FERC has issued final rules relating to PUHCA and modifications to the FPA. Under those rules, there are significant book-keeping requirements for holding companies. Acquisitions, by public utilities and holding companies, of small voting interests in QFs and exempt wholesale generators, will now require FERC approval. In addition, in FERC’s proposed rulemaking to revise the PURPA rules for QFs, FERC proposes for the first time to subject many existing and new QFs to rate regulation under the Federal Power Act.
The utility industry has for decades insisted that any comprehensive energy bill include PUHCA repeal because regulation of holding companies under PUHCA was so restrictive. Under PUHCA, a company that owns or controls at least 10% of the voting securities of an electric or natural gas utility company is a “holding company.” PUHCA requires utility holding companies to obtain advance approval from the SEC for their securities issuances and inter-corporate transactions, requires all utility subsidiaries of a utility holding company to be in the same area or region of the country, restricts companies not already in the utility business from becoming active owners of utilities in more than one state, and bars companies that own utilities from engaging in lines of business other than owning utilities and related businesses.
The new energy law removed these restrictions by repealing PUHCA and replaced SEC regulation of holding companies with “books and records” oversight by FERC and state public utility commissions. PUHCA will be repealed as of February 8, 2006.
With the repeal of PUHCA finally accomplished, holding companies had assumed that they would be relieved of the kind of regulation to which they had been subject under PUHCA, subject only to “books and records” oversight by the FERC, as required by the new law. Instead, over the objections of industry commenters and Representative Joe Barton (R-Texas), chairman of the House Committee on Energy and Commerce and a leading sponsor and drafter of the new energy law, who took the highly unusual step of filing comments, FERC in its regulations implementing PUHCA repeal subjects “holding companies,” even entities that were exempt from regulation under PUHCA, to new reporting and recordkeeping requirements.
Books and Records
FERC issued new regulations in December that require holding companies and their affiliates to maintain and make available to FERC or to state commissions books and records that show the costs incurred by affiliated electric utility and gas companies that affect rates subject to FERC’s or a state commission’s jurisdiction.
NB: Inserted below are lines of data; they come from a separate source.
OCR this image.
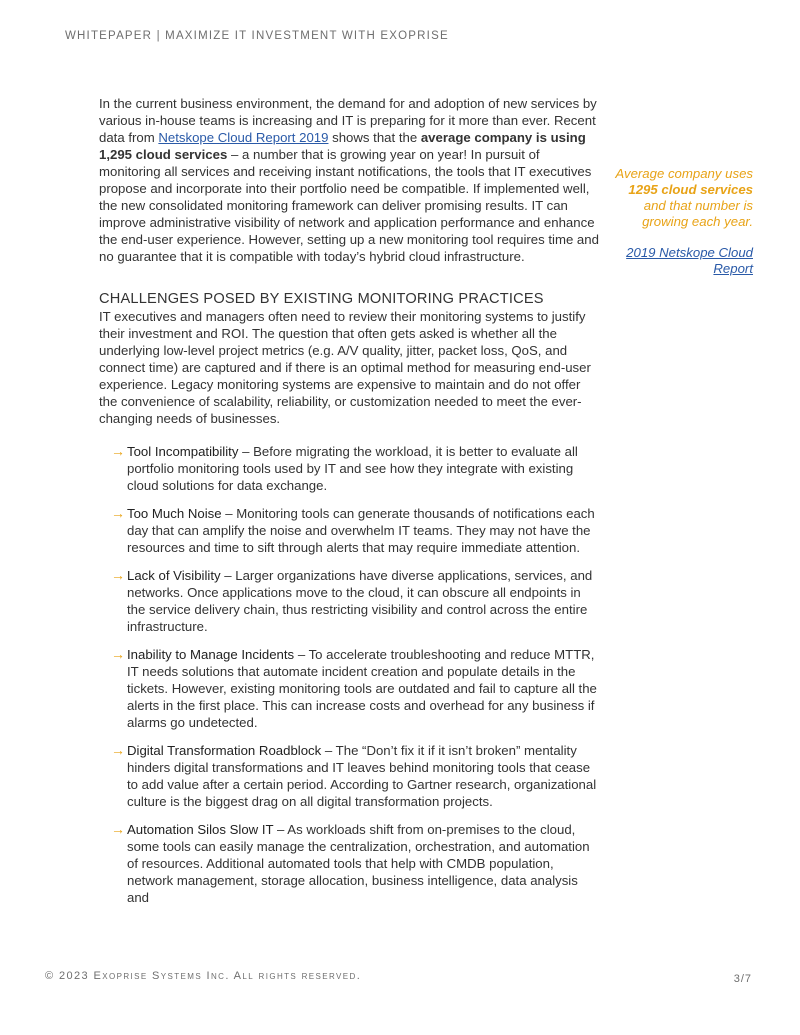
WHITEPAPER | MAXIMIZE IT INVESTMENT WITH EXOPRISE

In the current business environment, the demand for and adoption of new services by various in-house teams is increasing and IT is preparing for it more than ever. Recent data from Netskope Cloud Report 2019 shows that the average company is using 1,295 cloud services – a number that is growing year on year! In pursuit of monitoring all services and receiving instant notifications, the tools that IT executives propose and incorporate into their portfolio need be compatible. If implemented well, the new consolidated monitoring framework can deliver promising results. IT can improve administrative visibility of network and application performance and enhance the end-user experience. However, setting up a new monitoring tool requires time and no guarantee that it is compatible with today’s hybrid cloud infrastructure.

CHALLENGES POSED BY EXISTING MONITORING PRACTICES

IT executives and managers often need to review their monitoring systems to justify their investment and ROI. The question that often gets asked is whether all the underlying low-level project metrics (e.g. A/V quality, jitter, packet loss, QoS, and connect time) are captured and if there is an optimal method for measuring end-user experience. Legacy monitoring systems are expensive to maintain and do not offer the convenience of scalability, reliability, or customization needed to meet the ever-changing needs of businesses.

→ Tool Incompatibility – Before migrating the workload, it is better to evaluate all portfolio monitoring tools used by IT and see how they integrate with existing cloud solutions for data exchange.
→ Too Much Noise – Monitoring tools can generate thousands of notifications each day that can amplify the noise and overwhelm IT teams. They may not have the resources and time to sift through alerts that may require immediate attention.
→ Lack of Visibility – Larger organizations have diverse applications, services, and networks. Once applications move to the cloud, it can obscure all endpoints in the service delivery chain, thus restricting visibility and control across the entire infrastructure.
→ Inability to Manage Incidents – To accelerate troubleshooting and reduce MTTR, IT needs solutions that automate incident creation and populate details in the tickets. However, existing monitoring tools are outdated and fail to capture all the alerts in the first place. This can increase costs and overhead for any business if alarms go undetected.
→ Digital Transformation Roadblock – The “Don’t fix it if it isn’t broken” mentality hinders digital transformations and IT leaves behind monitoring tools that cease to add value after a certain period. According to Gartner research, organizational culture is the biggest drag on all digital transformation projects.
→ Automation Silos Slow IT – As workloads shift from on-premises to the cloud, some tools can easily manage the centralization, orchestration, and automation of resources. Additional automated tools that help with CMDB population, network management, storage allocation, business intelligence, data analysis and
Average company uses 1295 cloud services and that number is growing each year.
2019 Netskope Cloud Report
© 2023 Exoprise Systems Inc. All rights reserved.	3/7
The FERC regulations exempt from books and records review any entity that is a holding company solely because it owns qualifying small power production or cogeneration facilities under PURPA, known as “QFs,” exempt wholesale generators, known as “EWGs,” or non-US utility companies, known as “FUCOs.” (Holding companies that own EWGs or FUCOs are exempted from FERC review, but not from state commission review.) FERC’s new regulations also provide for possible exemptions from its books and records regulations, upon request, for several classes of persons and transactions, including passive investors, mutual funds, collective investment vehicles, utilities subject to FERC jurisdiction without captive customers, electric power cooperatives and natural gas local distribution companies.
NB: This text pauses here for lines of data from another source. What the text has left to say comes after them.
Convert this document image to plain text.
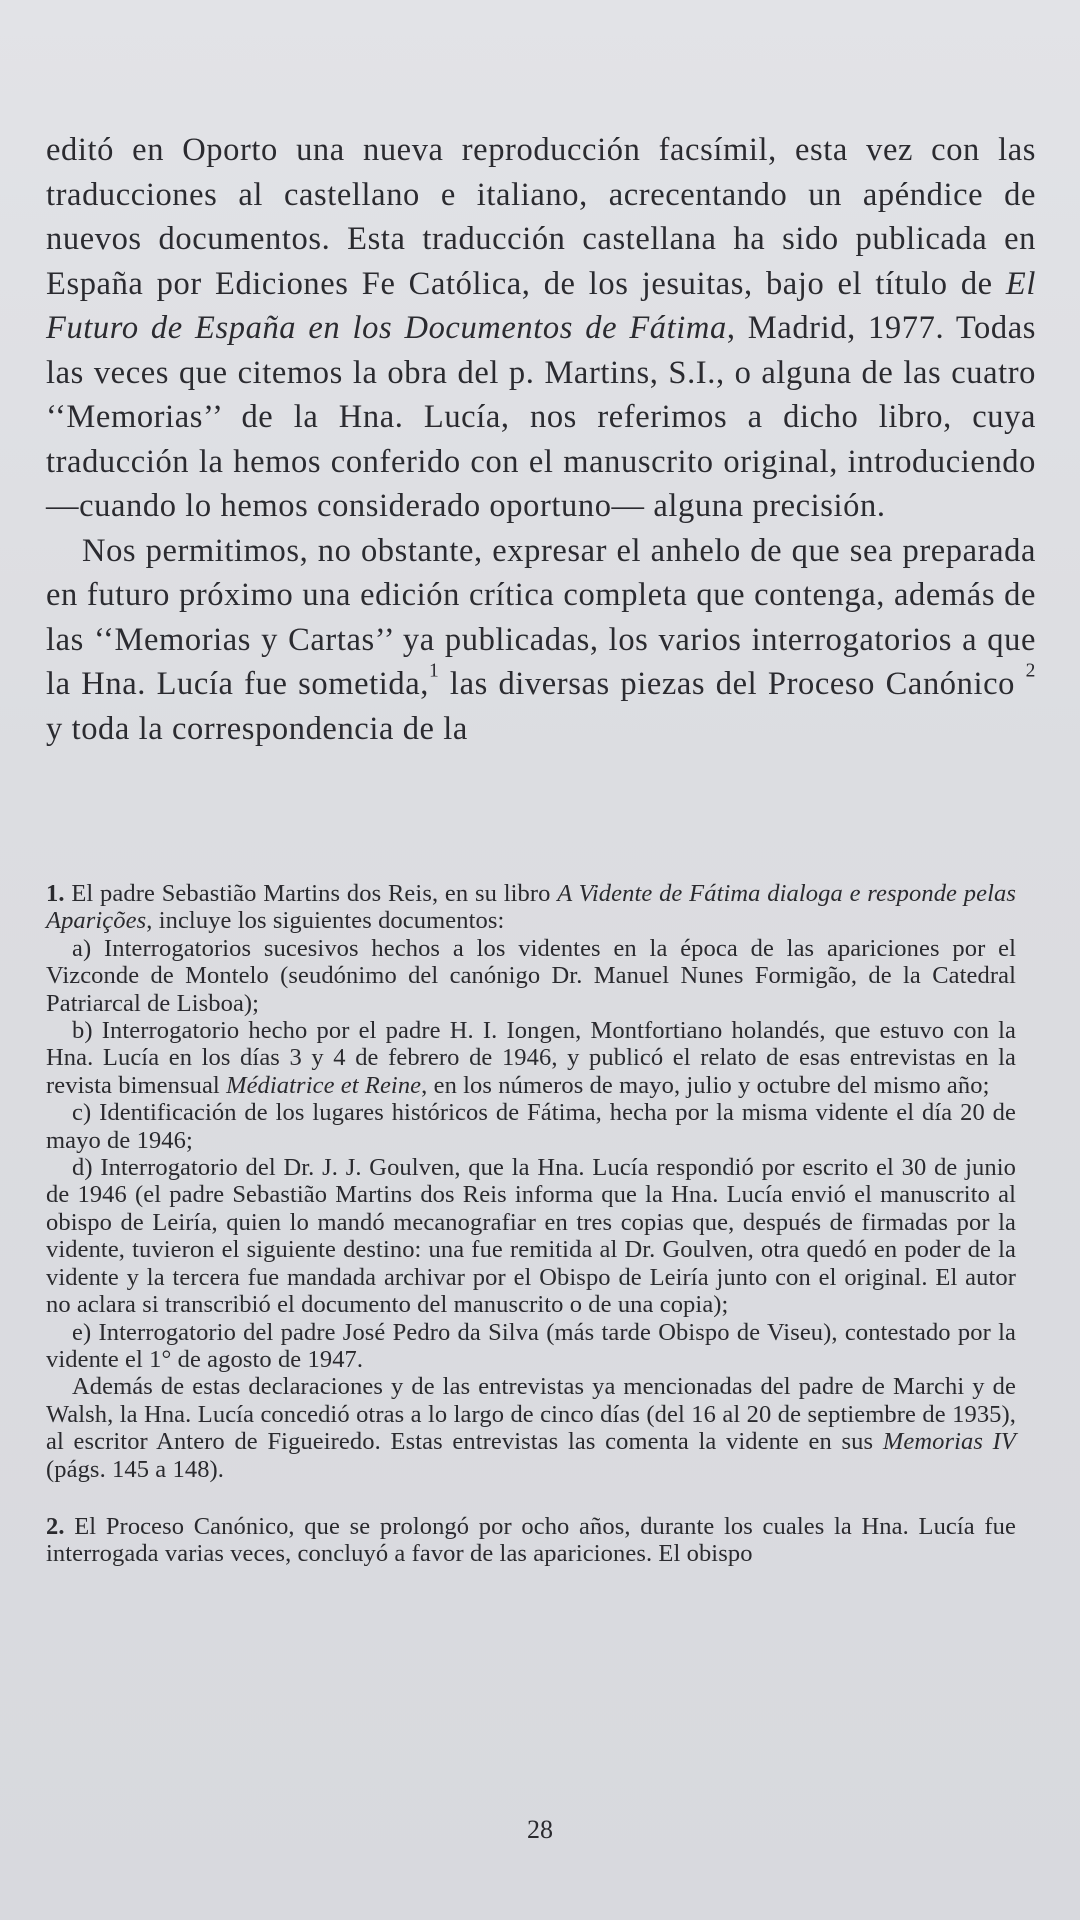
editó en Oporto una nueva reproducción facsímil, esta vez con las traducciones al castellano e italiano, acrecentando un apéndice de nuevos documentos. Esta traducción castellana ha sido publicada en España por Ediciones Fe Católica, de los jesuitas, bajo el título de El Futuro de España en los Documentos de Fátima, Madrid, 1977. Todas las veces que citemos la obra del p. Martins, S.I., o alguna de las cuatro ‘‘Memorias’’ de la Hna. Lucía, nos referimos a dicho libro, cuya traducción la hemos conferido con el manuscrito original, introduciendo —cuando lo hemos considerado oportuno— alguna precisión.

Nos permitimos, no obstante, expresar el anhelo de que sea preparada en futuro próximo una edición crítica completa que contenga, además de las ‘‘Memorias y Cartas’’ ya publicadas, los varios interrogatorios a que la Hna. Lucía fue sometida,$^1$ las diversas piezas del Proceso Canónico $^2$ y toda la correspondencia de la

1. El padre Sebastião Martins dos Reis, en su libro A Vidente de Fátima dialoga e responde pelas Aparições, incluye los siguientes documentos:

a) Interrogatorios sucesivos hechos a los videntes en la época de las apariciones por el Vizconde de Montelo (seudónimo del canónigo Dr. Manuel Nunes Formigão, de la Catedral Patriarcal de Lisboa);

b) Interrogatorio hecho por el padre H. I. Iongen, Montfortiano holandés, que estuvo con la Hna. Lucía en los días 3 y 4 de febrero de 1946, y publicó el relato de esas entrevistas en la revista bimensual Médiatrice et Reine, en los números de mayo, julio y octubre del mismo año;

c) Identificación de los lugares históricos de Fátima, hecha por la misma vidente el día 20 de mayo de 1946;

d) Interrogatorio del Dr. J. J. Goulven, que la Hna. Lucía respondió por escrito el 30 de junio de 1946 (el padre Sebastião Martins dos Reis informa que la Hna. Lucía envió el manuscrito al obispo de Leiría, quien lo mandó mecanografiar en tres copias que, después de firmadas por la vidente, tuvieron el siguiente destino: una fue remitida al Dr. Goulven, otra quedó en poder de la vidente y la tercera fue mandada archivar por el Obispo de Leiría junto con el original. El autor no aclara si transcribió el documento del manuscrito o de una copia);

e) Interrogatorio del padre José Pedro da Silva (más tarde Obispo de Viseu), contestado por la vidente el 1° de agosto de 1947.

Además de estas declaraciones y de las entrevistas ya mencionadas del padre de Marchi y de Walsh, la Hna. Lucía concedió otras a lo largo de cinco días (del 16 al 20 de septiembre de 1935), al escritor Antero de Figueiredo. Estas entrevistas las comenta la vidente en sus Memorias IV (págs. 145 a 148).

2. El Proceso Canónico, que se prolongó por ocho años, durante los cuales la Hna. Lucía fue interrogada varias veces, concluyó a favor de las apariciones. El obispo

28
Beyond these statutory requirements, however, and against the urging of numerous commenters, including Rep. Barton, FERC adopted “modified, streamlined versions” of several forms and regulations relating to recordkeeping, financial statements, accounting and reporting requirements that had been used by the SEC to administer PUHCA. In adopting these SEC regulations as its own, FERC rejected arguments that “PUHCA 2005” — or the part of the new energy law that replaces PUHCA — does not provide the FERC with authority either to require entities to file reports or to adopt the SEC regulations.
A number of entities are exempted from the requirements of PUHCA 2005 by statute. The new regulations also allow single-state holding companies, holding companies that own generating facilities totaling 100 megawatts or less used for their own load or sales to affiliated end-users, and investors in independent transmission companies to request a waiver of the recordkeeping and reporting requirements.
The SEC forms and regulations that FERC has adopted to implement its books and records oversight of holding companies previously applied only to registered holding companies. FERC will apply them more broadly than the SEC did. The agency decided it would not recreate the old PUHCA distinction between “registered” and “exempt” holding companies for purposes of future books and records oversight of holding companies. The new FERC regulations subject the new, broader category of “holding companies” that are not otherwise exempt to the books and records requirements of PUHCA 2005.
All entities that meet the definition of a “holding company” under PUHCA 2005 on February 8, 2006 must file a form notifying FERC of their status as a holding company.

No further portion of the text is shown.